Area of Science: Astronomy
Meant for Grade 7-9 (age 11-13).
This experiment is inedible.
An adult should be present.

Overview:
View sunspots through a telescope or 'pinhole' camera.

Equipment:

  • Telescope or a small 'pinhole camera' created by making a small hole with an pin through a piece of shoebox cardboard.
  • Piece of white paper on which to focus the light from the sun.

    Safety:
    1. NEVER LOOK DIRECTLY AT THE SUN!!!
    2. NEVER EVER LOOK DIRECTLY AT THE SUN!!!

    How to do the experiment:
    Hold the piece of paper in your hand, or on a clipboard or notebook if you have one handy. Then use the telescope's shadow (again DON'T LOOK AT THE SUN YOURSELF) to point the telescope at the sun. Then put the piece of paper next to the telescope's eyepiece, right where your eye would normally go. Look for the disk of the sun on your white sheet of paper - the scope may take some moving around to get the line-up right - and then use your telescope's focus knobs to make the sun's disk SHARP.

    If you don't have access to a telescope, just get a shoebox, and poke a nice, even hole in one end of it.

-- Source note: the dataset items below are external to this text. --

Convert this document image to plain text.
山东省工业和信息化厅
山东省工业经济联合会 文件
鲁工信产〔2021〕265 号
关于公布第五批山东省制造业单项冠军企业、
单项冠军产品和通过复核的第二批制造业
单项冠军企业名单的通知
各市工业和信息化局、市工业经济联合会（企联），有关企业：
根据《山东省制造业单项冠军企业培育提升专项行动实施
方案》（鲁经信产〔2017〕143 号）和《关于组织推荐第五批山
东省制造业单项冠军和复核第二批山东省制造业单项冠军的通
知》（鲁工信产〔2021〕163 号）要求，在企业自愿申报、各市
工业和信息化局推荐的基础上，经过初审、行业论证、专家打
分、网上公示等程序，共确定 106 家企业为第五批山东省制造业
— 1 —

Put this hole toward the sun, and you should see the sun's image projected onto the other side of the shoebox.

    By projecting the image, you can see the sun as a full disk, and all the bigger sunspots will be visible as black "specks" in little groups on that disk.

    Explanation:
    1. Sunspots represent spots that are cooler than the rest of the Sun's surface. They thus appear as dark spots on the surface.

    2. Unlike the Earth, the sun is NOT a solid object. The polar areas of the sun actually rotate at different rates than the sun's equator.

    3. We are very close to the sun's lowest period of activity in the big 11 year "solar cycle". This means that for the next year or two, you'll have to look every day for many days running to see many sunspots. Often, you'll look at the sun and see NO spots at all!